Russia: Federal authorities must ensure the release of Zarema Musaeva and stop intimidation against Ramzan Kadyrov’s critics

 

The Russian federal authorities must urgently intervene over the abduction of Zarema Musaeva – mother of the human rights defender Abubakar Yangulbaev – to ensure she is immediately released and put an end to the persecution of critics of the Chechen authorities, said Amnesty International after death threats were made against the family on social media by Chechen leader, Ramzan Kadyrov.

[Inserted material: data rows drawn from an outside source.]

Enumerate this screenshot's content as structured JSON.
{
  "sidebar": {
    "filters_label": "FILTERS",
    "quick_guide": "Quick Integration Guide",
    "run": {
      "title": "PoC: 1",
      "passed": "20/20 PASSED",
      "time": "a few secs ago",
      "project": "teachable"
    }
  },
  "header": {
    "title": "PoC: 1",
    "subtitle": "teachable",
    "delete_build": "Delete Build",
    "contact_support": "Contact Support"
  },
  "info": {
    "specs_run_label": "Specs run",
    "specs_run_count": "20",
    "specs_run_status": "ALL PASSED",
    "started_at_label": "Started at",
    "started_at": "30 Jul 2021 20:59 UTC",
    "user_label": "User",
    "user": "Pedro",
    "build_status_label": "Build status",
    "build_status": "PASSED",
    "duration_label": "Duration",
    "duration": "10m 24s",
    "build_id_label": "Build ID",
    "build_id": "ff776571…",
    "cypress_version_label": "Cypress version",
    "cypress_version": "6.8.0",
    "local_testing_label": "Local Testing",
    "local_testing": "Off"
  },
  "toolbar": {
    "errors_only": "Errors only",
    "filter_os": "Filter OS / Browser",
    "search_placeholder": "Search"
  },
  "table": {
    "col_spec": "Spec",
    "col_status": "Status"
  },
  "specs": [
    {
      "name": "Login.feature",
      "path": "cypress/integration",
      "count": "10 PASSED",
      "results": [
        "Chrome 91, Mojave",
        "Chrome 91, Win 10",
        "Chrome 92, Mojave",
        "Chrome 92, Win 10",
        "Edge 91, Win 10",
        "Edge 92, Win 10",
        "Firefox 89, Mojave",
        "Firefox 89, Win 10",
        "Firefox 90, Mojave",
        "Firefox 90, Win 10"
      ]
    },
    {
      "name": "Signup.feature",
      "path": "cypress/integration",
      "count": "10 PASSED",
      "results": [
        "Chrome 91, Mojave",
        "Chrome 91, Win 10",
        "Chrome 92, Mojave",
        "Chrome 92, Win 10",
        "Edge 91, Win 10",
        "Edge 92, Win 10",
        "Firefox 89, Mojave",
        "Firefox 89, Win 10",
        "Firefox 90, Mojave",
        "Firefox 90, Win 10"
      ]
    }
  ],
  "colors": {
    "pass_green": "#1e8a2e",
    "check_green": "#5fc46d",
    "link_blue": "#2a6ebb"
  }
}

On 20 January, at least seven armed men broke into the apartment Zarema Musaeva shares with her husband, the retired federal judge Saydi Yangulbaev, in Nizhnii Novgorod (Central Russia). The men spoke Chechen and one of them introduced himself as a member of the Chechen Interior Ministry. Zarema Musaeva, whose son is a human rights lawyer, was driven all the way to Chechnya and placed in police custody. Later it was revealed that she received 15 days of arrest on charges of “petty hooliganism.”

The following day, Ramzan Kadyrov issued an explicit death threat, stating on his Telegram channel that Yangulbaev’s family “is waiting for a place either in prison or in the ground” and that his family members “will no longer be able to walk freely enjoying life” as they “deeply hurt” the honour of Chechens.

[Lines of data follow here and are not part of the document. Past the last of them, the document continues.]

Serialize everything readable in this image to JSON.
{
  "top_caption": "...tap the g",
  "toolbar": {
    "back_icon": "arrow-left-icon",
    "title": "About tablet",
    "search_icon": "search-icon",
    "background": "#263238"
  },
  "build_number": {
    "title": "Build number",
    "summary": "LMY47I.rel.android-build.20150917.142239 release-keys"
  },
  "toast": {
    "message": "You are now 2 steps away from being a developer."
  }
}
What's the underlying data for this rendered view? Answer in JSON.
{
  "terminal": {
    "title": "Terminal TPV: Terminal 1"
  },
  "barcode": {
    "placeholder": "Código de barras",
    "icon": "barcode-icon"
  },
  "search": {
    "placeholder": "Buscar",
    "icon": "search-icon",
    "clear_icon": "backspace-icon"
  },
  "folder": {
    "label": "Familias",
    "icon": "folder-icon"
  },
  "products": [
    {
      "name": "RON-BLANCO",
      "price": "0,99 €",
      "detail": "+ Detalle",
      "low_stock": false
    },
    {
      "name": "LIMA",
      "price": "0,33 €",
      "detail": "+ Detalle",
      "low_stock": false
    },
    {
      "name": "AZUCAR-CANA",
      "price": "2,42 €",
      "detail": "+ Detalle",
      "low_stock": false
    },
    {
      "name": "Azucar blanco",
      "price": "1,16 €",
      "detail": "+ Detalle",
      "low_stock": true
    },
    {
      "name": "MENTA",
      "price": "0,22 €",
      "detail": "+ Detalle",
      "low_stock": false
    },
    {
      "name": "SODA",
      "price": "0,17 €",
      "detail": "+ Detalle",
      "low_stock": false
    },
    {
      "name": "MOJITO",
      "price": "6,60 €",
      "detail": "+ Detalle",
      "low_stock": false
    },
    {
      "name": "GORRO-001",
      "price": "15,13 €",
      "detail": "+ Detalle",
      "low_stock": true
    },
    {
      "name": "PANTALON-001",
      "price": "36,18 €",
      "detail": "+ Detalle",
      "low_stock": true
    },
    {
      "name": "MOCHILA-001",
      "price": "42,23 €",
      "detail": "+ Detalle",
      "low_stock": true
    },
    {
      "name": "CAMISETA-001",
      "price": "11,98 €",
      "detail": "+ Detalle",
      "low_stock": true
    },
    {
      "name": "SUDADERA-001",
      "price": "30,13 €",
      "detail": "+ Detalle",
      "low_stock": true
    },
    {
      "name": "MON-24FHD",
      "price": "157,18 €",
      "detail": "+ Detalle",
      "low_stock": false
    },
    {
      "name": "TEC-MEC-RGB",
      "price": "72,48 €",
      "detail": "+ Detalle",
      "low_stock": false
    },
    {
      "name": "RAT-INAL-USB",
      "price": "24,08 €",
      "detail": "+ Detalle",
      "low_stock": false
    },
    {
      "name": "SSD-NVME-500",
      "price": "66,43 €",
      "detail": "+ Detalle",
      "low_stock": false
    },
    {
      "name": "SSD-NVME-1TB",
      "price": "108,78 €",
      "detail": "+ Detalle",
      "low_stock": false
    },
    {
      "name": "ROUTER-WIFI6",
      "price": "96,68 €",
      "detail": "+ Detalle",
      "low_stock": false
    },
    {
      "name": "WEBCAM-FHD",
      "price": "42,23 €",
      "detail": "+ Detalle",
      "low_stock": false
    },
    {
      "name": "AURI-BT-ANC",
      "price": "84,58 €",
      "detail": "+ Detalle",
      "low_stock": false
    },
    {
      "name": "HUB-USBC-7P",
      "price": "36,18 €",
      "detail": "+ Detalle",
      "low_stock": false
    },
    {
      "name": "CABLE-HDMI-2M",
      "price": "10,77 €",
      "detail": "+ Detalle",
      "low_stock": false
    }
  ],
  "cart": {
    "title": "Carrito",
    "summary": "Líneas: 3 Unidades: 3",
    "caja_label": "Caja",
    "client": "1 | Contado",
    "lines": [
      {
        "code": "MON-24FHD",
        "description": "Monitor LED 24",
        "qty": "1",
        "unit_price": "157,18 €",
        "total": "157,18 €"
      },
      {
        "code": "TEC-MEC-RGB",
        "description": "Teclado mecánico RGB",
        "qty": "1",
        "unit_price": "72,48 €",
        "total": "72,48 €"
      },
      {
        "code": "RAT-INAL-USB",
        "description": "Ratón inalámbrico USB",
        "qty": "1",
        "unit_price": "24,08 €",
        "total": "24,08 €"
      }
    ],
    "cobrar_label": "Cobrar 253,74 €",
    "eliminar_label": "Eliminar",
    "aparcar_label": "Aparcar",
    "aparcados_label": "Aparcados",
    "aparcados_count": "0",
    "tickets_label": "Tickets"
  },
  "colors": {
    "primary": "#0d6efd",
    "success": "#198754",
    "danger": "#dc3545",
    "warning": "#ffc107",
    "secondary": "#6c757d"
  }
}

“This shameful campaign of persecution against Abubakar Yangulbaev, his family and other critics of the Chechen authorities has gone beyond all limits. If this mistreatment of dissenters and their family members continues, we will be forced to conclude that federal authorities either do not have any influence on the actions of regional officials or that they are accomplices in this lawlessness,” said Marie Struthers, Eastern Europe and Central Asia Director at Amnesty International.

The intruders used physical force against Zarema, her husband and their daughter Aliya, as well as against their lawyer and members of the NGO Committee Against Torture who were in the apartment with them.

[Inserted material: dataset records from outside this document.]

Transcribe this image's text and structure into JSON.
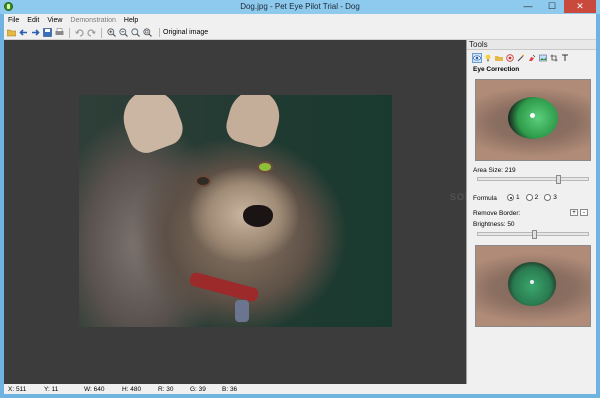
{
  "window": {
    "title": "Dog.jpg - Pet Eye Pilot Trial - Dog",
    "minimize_glyph": "—",
    "maximize_glyph": "☐",
    "close_glyph": "✕"
  },
  "menu": {
    "items": [
      "File",
      "Edit",
      "View",
      "Demonstration",
      "Help"
    ]
  },
  "toolbar": {
    "original_image_label": "Original image"
  },
  "watermark": "SOF",
  "tools": {
    "header": "Tools",
    "section_title": "Eye Correction",
    "area_size_label": "Area Size: 219",
    "area_size_value": 219,
    "formula_label": "Formula",
    "formula_options": [
      "1",
      "2",
      "3"
    ],
    "formula_selected": "1",
    "remove_border_label": "Remove Border:",
    "remove_border_add": "+",
    "remove_border_remove": "-",
    "brightness_label": "Brightness: 50",
    "brightness_value": 50
  },
  "status": {
    "x": "X: 511",
    "y": "Y: 11",
    "w": "W: 640",
    "h": "H: 480",
    "r": "R: 30",
    "g": "G: 39",
    "b": "B: 36"
  }
}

Saydi Yangulbaev and his younger daughter Aliya have subsequently left Russia out of fear of reprisals. On 23 January, Abubakar Yangulbaev reported that at least 15 of his relatives in Chechnya might have been abducted and arbitrarily detained by the police. Two more of his family members have been held in detention since last December.

On 23 January, Ramzan Kadyrov issued new threats, this time against Igor Kalyapin, Chair of the Committee Against Torture and member of the Presidential Council for Human Rights, and Elena Milashina, Novaya Gazeta investigative journalist, calling them “terrorists and terrorists’ accomplices” and urging the federal authorities to jail them. Both are outspoken human rights defenders who have repeatedly criticized the Chechen leadership and exposed gross violations committed in the region.

Background

At the end of December 2021, dozens of relatives of five public critics of the Chechen authorities were abducted in Chechnya. Among the detainees were relatives of lawyer Abubakar Yangulbaev. The lawyer himself was also detained in Pyatigorsk (North Caucasus), but after interrogation he was released. According to him, he was given the status of a witness in a criminal case on “justifying terrorism” (Article 205.2 of the Russian Criminal Code). Details of this case are not known.

The Chechen authorities interrogated Abubakar Yangulbaev in connection with the publications of the Telegram channel 1Adat, which is critical of the Chechen authorities including the Head of Chechnya Ramzan Kadyrov. In 2020, a moderator of this channel, 19-year-old Salman Tepsurkaev, was abducted by unknown persons believed to be Chechen law enforcement officers – a video then appeared on the Internet where he subjected himself to self-torture. There has since been no news of his fate and whereabouts. In October 2021, the European Court of Human Rights ruled that the Russian authorities were responsible for his arbitrary detention, torture and other ill-treatment and failure to investigate allegations of these.

Amnesty International is campaigning for an investigation into Salman Tepsurkaev’s abduction. In early January 2022, the organization, together with other international human rights groups, demanded that the Russian authorities take measures to stop repression against relatives of critics of the leadership of the Chechen Republic.